ARRÊT No468
R. G. : 06 / 03864
JLO / DO
TRIBUNAL D'INSTANCE D'ALES
06 juillet 2006
X...
C /
L'Association LA GARENNE ROUSSONNAISE
COMMUNE DE ROUSSON
COUR D'APPEL DE NIMES
CHAMBRE CIVILE
Chambre 2 A
ARRÊT DU 30 OCTOBRE 2007
APPELANT :
Monsieur Bernard X...
né le 29 Novembre 1953 à ALES (30100)
...
30340 ROUSSON
représenté par la SCP POMIES-RICHAUD-VAJOU, avoués à la Cour
assisté de Me Philippe GONI, avocat au barreau de PARIS
INTIMÉES :
L'Association de chasse LA GARENNE ROUSSONNAISE prise en la personne de son Présidentl en exercice, domicilié en cette qualité au siège social
Quartier de Réclavet
30340 ROUSSON
représentée par la SCP P. PERICCHI, avoués à la Cour
assistée de Me Jean-Paul CHABANNES, avocat au barreau de NIMES, Me Charles LAGIER, avocat au barreau de LYON
La COMMUNE DE ROUSSON représentée par son Maire en exercice, domicilié en cette qualité
Hôtel de Ville
30340 ROUSSON
représentée par la SCP CURAT-JARRICOT, avoués à la Cour
assistée de Me Fabienne BLANCHON, avocat au barreau d'ALES
ORDONNANCE DE CLÔTURE rendue le 03 Septembre 2007
COMPOSITION DE LA COUR LORS DES DÉBATS ET DU DÉLIBÉRÉ :
Monsieur Jean-Loup OTTAVY, Président,
Monsieur Bernard NAMURA, Conseiller,
Mme Sylvie BONNIN, Conseiller,
GREFFIER :
Madame Mireille DERNAT, Premier Greffier, lors des débats et du prononcé de la décision
DÉBATS :
à l'audience publique du 04 Septembre 2007, où l'affaire a été mise en délibéré au 30 Octobre 2007,
Les parties ont été avisées que l'arrêt sera prononcé par sa mise à disposition au greffe de la cour d'appel ;
ARRÊT :
Arrêt contradictoire, prononcé publiquement et signé par Monsieur Jean-Loup OTTAVY, Président, le 30 Octobre 2007, date indiquée à l'issue des débats, par mise à disposition au greffe de la Cour
Bernard X... a régulièrement relevé appel du jugement du Tribunal d'Instance d'ALES du 6 juillet 2006 qui l'a déboutée de sa demande en indemnisation des dégâts causés par des sangliers provenant de la parcelle communale de ROUSSON sur laquelle l'Association de Chasse La Garenne Roussonnaise était détentrice du droit de chasse, durant la période 2002-2003, au motif qu'il n'établissait pas la faute de cette association ni de la commune dans la prolifération des sangliers, et qu'il ne démontrait pas que les animaux provenaient du bois communal d'Ayrolles, enclavé dans les terres qu'il exploitait.

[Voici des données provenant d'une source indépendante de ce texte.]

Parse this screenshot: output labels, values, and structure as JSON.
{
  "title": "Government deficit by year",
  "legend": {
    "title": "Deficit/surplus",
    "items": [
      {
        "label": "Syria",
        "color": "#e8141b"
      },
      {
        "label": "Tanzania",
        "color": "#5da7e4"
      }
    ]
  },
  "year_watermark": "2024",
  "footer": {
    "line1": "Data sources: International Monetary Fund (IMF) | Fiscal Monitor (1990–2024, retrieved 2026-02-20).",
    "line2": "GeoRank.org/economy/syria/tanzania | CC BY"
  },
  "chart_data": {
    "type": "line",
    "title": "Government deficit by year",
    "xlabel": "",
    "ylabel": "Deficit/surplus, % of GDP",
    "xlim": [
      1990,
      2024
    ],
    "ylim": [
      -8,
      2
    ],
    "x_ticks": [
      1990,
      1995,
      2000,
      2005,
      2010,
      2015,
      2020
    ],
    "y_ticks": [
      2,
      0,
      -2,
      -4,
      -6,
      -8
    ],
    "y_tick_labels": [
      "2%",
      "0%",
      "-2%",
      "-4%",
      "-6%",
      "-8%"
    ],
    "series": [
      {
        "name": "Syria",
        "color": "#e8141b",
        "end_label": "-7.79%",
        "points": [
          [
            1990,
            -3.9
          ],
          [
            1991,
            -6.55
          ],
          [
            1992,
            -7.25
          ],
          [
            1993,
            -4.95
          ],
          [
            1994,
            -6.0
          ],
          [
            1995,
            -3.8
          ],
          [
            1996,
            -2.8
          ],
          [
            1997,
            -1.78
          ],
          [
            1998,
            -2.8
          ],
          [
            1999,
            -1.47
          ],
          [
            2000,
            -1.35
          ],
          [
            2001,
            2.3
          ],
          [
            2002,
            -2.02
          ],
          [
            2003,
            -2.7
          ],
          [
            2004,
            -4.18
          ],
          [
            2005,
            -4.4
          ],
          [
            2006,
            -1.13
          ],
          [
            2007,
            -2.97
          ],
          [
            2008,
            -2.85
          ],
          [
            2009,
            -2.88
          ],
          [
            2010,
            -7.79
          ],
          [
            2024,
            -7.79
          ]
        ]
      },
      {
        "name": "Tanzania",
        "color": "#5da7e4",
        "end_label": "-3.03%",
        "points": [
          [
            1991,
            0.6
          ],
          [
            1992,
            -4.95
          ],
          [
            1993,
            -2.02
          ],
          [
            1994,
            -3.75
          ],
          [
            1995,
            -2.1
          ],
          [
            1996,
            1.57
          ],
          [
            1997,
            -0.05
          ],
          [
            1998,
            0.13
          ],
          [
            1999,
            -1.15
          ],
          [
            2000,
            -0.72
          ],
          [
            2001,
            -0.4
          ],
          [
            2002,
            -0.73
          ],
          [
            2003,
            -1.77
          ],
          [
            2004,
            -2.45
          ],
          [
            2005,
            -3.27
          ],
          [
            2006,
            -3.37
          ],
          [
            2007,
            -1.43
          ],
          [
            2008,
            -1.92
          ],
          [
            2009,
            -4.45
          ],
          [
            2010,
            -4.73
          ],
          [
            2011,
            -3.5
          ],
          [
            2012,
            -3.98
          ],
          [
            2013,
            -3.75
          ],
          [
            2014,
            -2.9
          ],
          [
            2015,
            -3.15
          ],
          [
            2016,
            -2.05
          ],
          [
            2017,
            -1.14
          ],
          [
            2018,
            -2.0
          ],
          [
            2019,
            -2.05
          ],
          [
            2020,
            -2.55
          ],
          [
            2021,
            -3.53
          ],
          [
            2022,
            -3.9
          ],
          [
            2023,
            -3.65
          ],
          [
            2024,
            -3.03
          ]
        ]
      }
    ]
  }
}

Par conclusions déposées le 27 août 2007, Bernard X... soutient qu'il rapporte la preuve de l'origine des sangliers au moyen de constats d'huissiers, et qu'il résulte du rapport de l'expert judiciaire D... que ces animaux provenaient de la parcelle AZ 52, le Bois d'Ayrolles, en forçant les clôtures.
Il souligne que ces faits se produisent fréquemment et à nouveau au cours de la saison culturale 2004-2005, et il demande de confirmer le jugement qui, sur sa nouvelle assignation du 13 octobre 2005, a ordonné une expertise, confiée au même expert.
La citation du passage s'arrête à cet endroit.